Image by Georgia O'Keeffe Museum
Image by Georgia O'Keeffe Museum

WAN Many of her late works depict perspectives from a plane. Can you describe that work cycle in more detail?

AP It is useful, here, to think back to O’Keeffe’s earlier sketches and paintings from a great height: the 30th floor of the Shelton Hotel. O’Keeffe was always seeking new perspectives, new ways of seeing. When she began, in the 1950s, to travel by air, she saw things in a new way: looking down upon the clouds from the window of a plane. This inspired a whole series of works, some of which are in the O’Keeffe Museum’s collection. The largest painting in this series, Sky Above Clouds IV, hangs in the Art Institute of Chicago.

Image by Georgia O'Keeffe Museum

WAN What awaits visitors in the museum and in her home?

AP Due to the current crisis, both the museum in Santa Fe and the home and studio in Abiquiú are closed to visitors for the time being. When these re-open, visitors to Abiquiú will have the opportunity to book a tour of O’Keeffe’s home, studio, and garden, preserved much as they were at the end of the artist’s life.

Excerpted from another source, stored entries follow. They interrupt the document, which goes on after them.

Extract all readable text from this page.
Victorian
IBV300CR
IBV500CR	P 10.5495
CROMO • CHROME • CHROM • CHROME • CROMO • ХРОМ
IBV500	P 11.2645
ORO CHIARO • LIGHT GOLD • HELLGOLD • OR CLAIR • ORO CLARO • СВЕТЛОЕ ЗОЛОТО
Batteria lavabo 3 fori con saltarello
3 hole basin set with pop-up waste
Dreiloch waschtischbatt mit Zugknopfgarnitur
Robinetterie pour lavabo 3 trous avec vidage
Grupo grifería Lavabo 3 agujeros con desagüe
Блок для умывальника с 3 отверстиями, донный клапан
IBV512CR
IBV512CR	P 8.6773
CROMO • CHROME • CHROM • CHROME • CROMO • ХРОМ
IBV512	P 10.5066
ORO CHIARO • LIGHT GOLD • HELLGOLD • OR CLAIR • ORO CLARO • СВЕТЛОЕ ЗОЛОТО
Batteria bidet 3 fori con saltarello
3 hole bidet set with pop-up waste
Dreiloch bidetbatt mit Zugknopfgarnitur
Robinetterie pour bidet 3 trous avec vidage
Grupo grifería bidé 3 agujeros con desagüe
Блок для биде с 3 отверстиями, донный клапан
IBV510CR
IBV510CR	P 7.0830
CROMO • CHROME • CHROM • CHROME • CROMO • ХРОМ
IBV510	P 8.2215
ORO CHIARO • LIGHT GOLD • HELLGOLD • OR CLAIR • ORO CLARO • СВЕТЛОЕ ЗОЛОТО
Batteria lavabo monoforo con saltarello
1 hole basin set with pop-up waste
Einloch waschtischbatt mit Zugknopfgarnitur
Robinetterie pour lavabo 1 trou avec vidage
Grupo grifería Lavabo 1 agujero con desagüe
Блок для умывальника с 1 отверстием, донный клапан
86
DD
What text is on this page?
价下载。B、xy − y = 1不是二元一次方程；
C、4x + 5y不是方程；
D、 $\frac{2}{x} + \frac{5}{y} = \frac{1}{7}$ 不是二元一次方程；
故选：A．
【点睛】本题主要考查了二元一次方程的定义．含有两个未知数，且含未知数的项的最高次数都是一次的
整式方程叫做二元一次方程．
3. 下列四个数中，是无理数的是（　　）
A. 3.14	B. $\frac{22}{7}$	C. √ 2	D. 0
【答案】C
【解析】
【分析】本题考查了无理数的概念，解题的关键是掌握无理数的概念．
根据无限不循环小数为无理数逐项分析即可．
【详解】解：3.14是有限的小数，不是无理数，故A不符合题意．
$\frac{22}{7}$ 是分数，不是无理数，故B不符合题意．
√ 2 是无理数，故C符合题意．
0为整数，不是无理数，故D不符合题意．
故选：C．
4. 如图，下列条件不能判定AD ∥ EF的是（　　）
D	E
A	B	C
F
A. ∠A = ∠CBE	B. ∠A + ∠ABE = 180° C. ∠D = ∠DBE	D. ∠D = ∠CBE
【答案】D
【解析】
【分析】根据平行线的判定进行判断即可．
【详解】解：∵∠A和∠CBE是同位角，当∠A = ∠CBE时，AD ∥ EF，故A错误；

At the museum in Santa Fe, visitors will be treated to three special installations. The first, already mentioned, focuses on O’Keeffe’s travels. The second, featuring numerous bones, stones, and shells, from the Museum’s archives presents these alongside the paintings they inspired. The third, an interactive digital presentation, explores O’Keeffe’s ways of framing her compositions together with a “slow looking“ exercise. In the meantime, there is much to be learned about both the Museum and the Home and Studio by visiting our social media feeds and website.